Blémont, petit village de France, 1946. Lourdement bombardé par les Américains en 1944, le village se relève de ses ruines. Les gens ayant tout perdu sous les bombes doivent trouver refuge dans le quartier bourgeois épargné. C’est ainsi que dans son luxueux appartement, l’ingénieur pétainiste Archambault doit recueuillir une famille de militants du PCF, les Gagneux, et un professeur de maths, Watrin.
Coincé entre une fille reveuse qui est la maitresse du fils du riche et immonde Monglat, un fils tenté par le communisme et une épouse infecte, le pauvre Archambault doit en plus gérer le gros problème qui lui tombe entre les mains : Maxime Loin, intellectuel fasciste consamné à mort, lui demande de le cacher...
Excellent livre de Marcel Aymé, très courageux en une période (la première édition date de l’immédiate après-guerre) où l’on avait une facheuse tendance a tuer tous ceux qui n’idolatraient pas Staline...
Les personnages sont bien choisis et on sent une sympathie pour eux, même les pires. Derrière l’abject Monglat, le ponte du marché noir, on trouve un homme dégouté de lui-même et de son fils ; on prend en pitié l’intellectuel fasciste Maxime Loin, pourchassé par tous, condamné à mort et qui se trouve au fond dans la meme situation que le petit garçon brimé par ses camarades de classe qu’il avait été.

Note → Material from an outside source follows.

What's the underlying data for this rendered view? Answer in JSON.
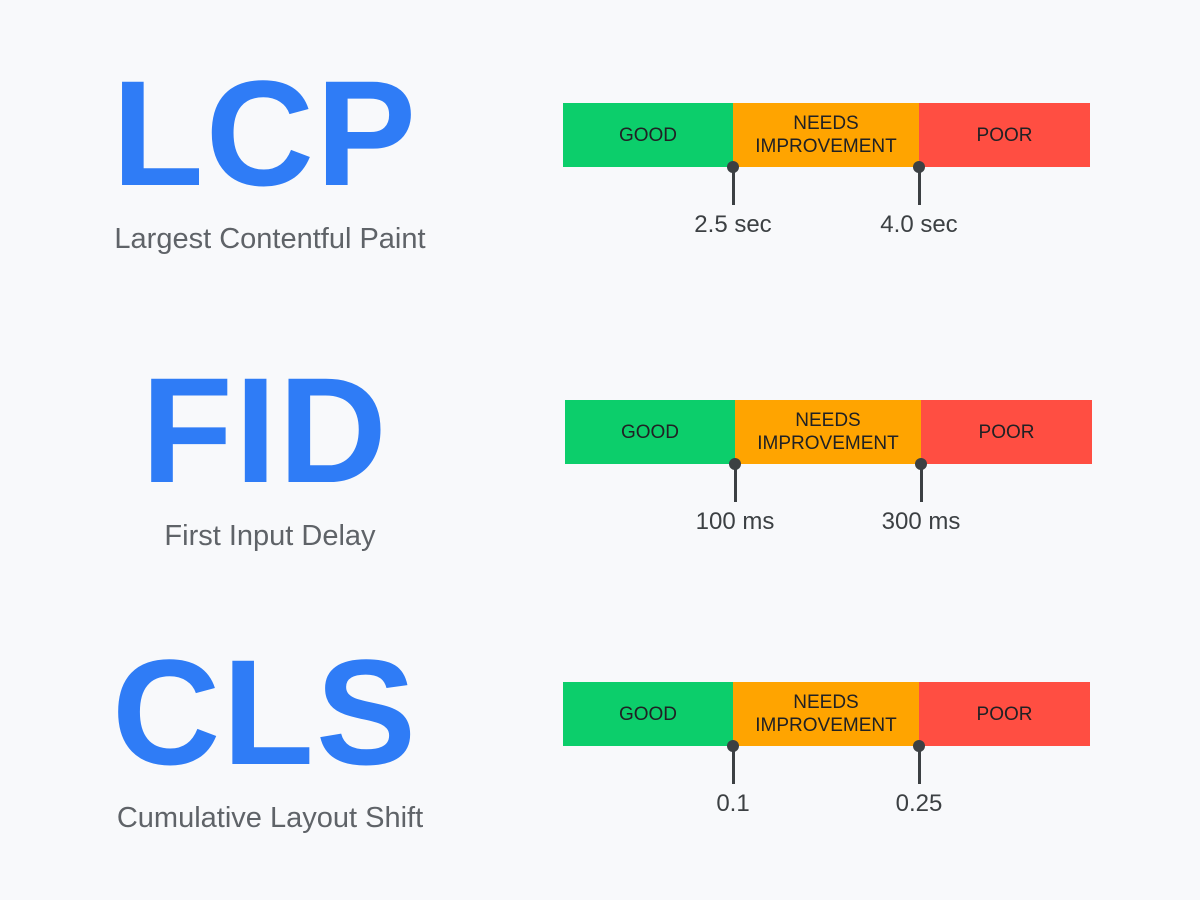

Le truculant Léopold, patron de bar alcoolique et grand admirateur d’Andromaque, le débonnaire Watrin, professeur de maths, voyant la vie sous un bon jour, l’intellectuel communiste Jourdan, aigri et fanatique, ivre de sang et d’exécutions capitales n’aimant que le Parti et maman... Gagneux, le militant communste de base, brave ouvrier qui essaye d’arrondir les angles avec son colocataire forcé, l’ingénieur Archambault, aussi sympathique que lui mais flanqué comme Gagneux d’une épouse imbuvable... Rochard, l’ordure intégrale, tortionnaire de l’épuration employé à la SNCF qui rivalisera de lacheté devant Léopold...
Un petit village de France comme il y en a eu temps, avec ses joies et ses peines. Un très beau cliché, objectif, de la France de 1946...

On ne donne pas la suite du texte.